Let the Electric field at a point r due to a given mass distribution is E.

If a test charge q is placed inside a uniform Electric field E.

Then force on a charged particle q when it is at r is  $\overrightarrow{F}=q\overrightarrow{E}$ as shown in figure

      

 

As the particle is displaced from r to r + dr the

work done by the Electric force on it is

 

$dW=\overrightarrow{F}\cdot \overrightarrow{r}=q\overrightarrow{E}\cdot d\overrightarrow{r}$

Electric potential V is defined as negative of work done per unit charge

$dV=-\frac{dW}{q}$

So Integrating between $r_1$, and $r_2$

We get

$V\left(\overrightarrow{r_2}\right)-V\left(\overrightarrow{r_1}\right)={\int }_{r_1}^{r_2}-\overrightarrow{E}\cdot d\overrightarrow{r}$

If $r_1=r_0$, is taken at the reference point, $V\left(r_0\right)=0$.
Then the potential $V(r_2=r)$ at any point $r$ is

$V(\overrightarrow{r})={\int }_{r_0}^r-\overrightarrow{E}\cdot d\overrightarrow{r}$

in Cartesian coordinates, we can write

$\overrightarrow{E}=E_x\overrightarrow{i}+E_y\overrightarrow{j}+E_z\overrightarrow{k}$
 

If $\overrightarrow{r}=x\overrightarrow{i}+y\overrightarrow{j}+z\overrightarrow{k}$
Then $d\overrightarrow{r}=dx\overrightarrow{i}+dy\overrightarrow{j}+dz\overrightarrow{k}$
So

$\begin{array}{c}\overrightarrow{E}\cdot d\overrightarrow{r}=-dV=E_{x}dx+E_{y}dy+E_{z}dz\\ dV=-E_{x}dx-E_{y}dy-E_{z}dz\end{array}$

If y and z remain constant, $\mathrm{dy}=\mathrm{dz}=0$
Thus $E_x=\frac{dV}{dx}$

$E_y=\frac{dV}{dy},E_z=\frac{dV}{dz}$

- When an electric field is a uniform (constant)

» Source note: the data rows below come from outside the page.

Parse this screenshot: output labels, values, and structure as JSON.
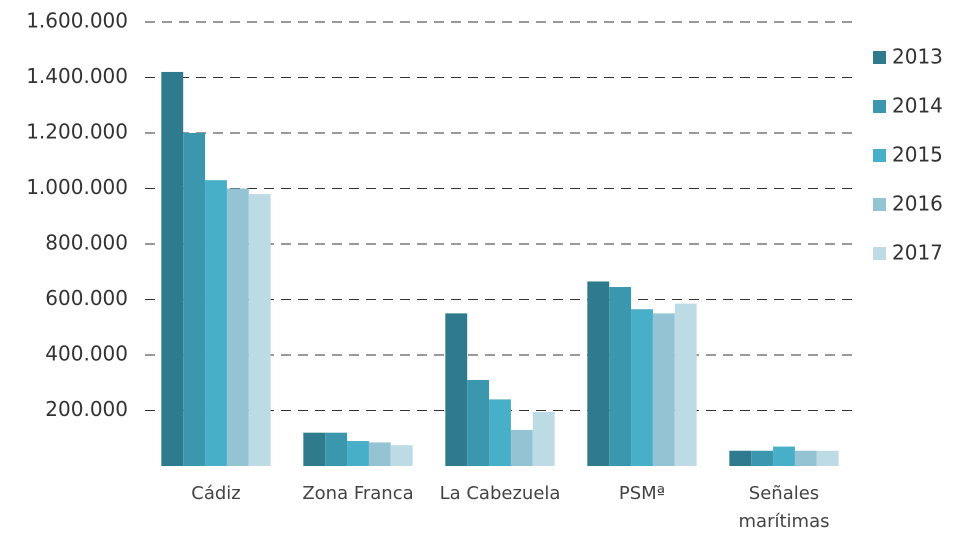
{
  "chart_data": {
    "type": "bar",
    "categories": [
      "Cádiz",
      "Zona Franca",
      "La Cabezuela",
      "PSMª",
      "Señales marítimas"
    ],
    "series": [
      {
        "name": "2013",
        "color": "#2f7b8d",
        "values": [
          1420000,
          120000,
          550000,
          665000,
          55000
        ]
      },
      {
        "name": "2014",
        "color": "#3b97ae",
        "values": [
          1200000,
          120000,
          310000,
          645000,
          55000
        ]
      },
      {
        "name": "2015",
        "color": "#47afc8",
        "values": [
          1030000,
          90000,
          240000,
          565000,
          70000
        ]
      },
      {
        "name": "2016",
        "color": "#94c4d3",
        "values": [
          1000000,
          85000,
          130000,
          550000,
          55000
        ]
      },
      {
        "name": "2017",
        "color": "#bddbe5",
        "values": [
          980000,
          75000,
          195000,
          585000,
          55000
        ]
      }
    ],
    "ylim": [
      0,
      1600000
    ],
    "yticks": [
      {
        "value": 200000,
        "label": "200.000"
      },
      {
        "value": 400000,
        "label": "400.000"
      },
      {
        "value": 600000,
        "label": "600.000"
      },
      {
        "value": 800000,
        "label": "800.000"
      },
      {
        "value": 1000000,
        "label": "1.000.000"
      },
      {
        "value": 1200000,
        "label": "1.200.000"
      },
      {
        "value": 1400000,
        "label": "1.400.000"
      },
      {
        "value": 1600000,
        "label": "1.600.000"
      }
    ],
    "grid": true,
    "legend": "right"
  }
}
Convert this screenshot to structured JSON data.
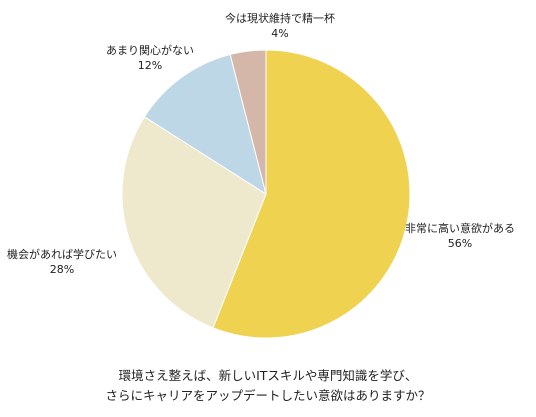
{
  "chart_data": {
    "type": "pie",
    "title": "環境さえ整えば、新しいITスキルや専門知識を学び、さらにキャリアをアップデートしたい意欲はありますか？",
    "title_lines": [
      "環境さえ整えば、新しいITスキルや専門知識を学び、",
      "さらにキャリアをアップデートしたい意欲はありますか？"
    ],
    "start": "top",
    "direction": "clockwise",
    "slices": [
      {
        "label": "非常に高い意欲がある",
        "value": 56,
        "value_label": "56%",
        "color": "#EED250"
      },
      {
        "label": "機会があれば学びたい",
        "value": 28,
        "value_label": "28%",
        "color": "#EEE9CD"
      },
      {
        "label": "あまり関心がない",
        "value": 12,
        "value_label": "12%",
        "color": "#BDD7E6"
      },
      {
        "label": "今は現状維持で精一杯",
        "value": 4,
        "value_label": "4%",
        "color": "#D5B7AA"
      }
    ]
  }
}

As Electric field and potential are related as

$dV={\int }_{r_0}^r-\overrightarrow{E}\cdot d\overrightarrow{r}$
 

and E=constant then  $dV=-\overrightarrow{E}{\int }_{r_0}^{r}d\overrightarrow{r}=-\overrightarrow{E}dr$

• If at any region E = 0 then V = constant
• If V = 0 then E may or may not be zero.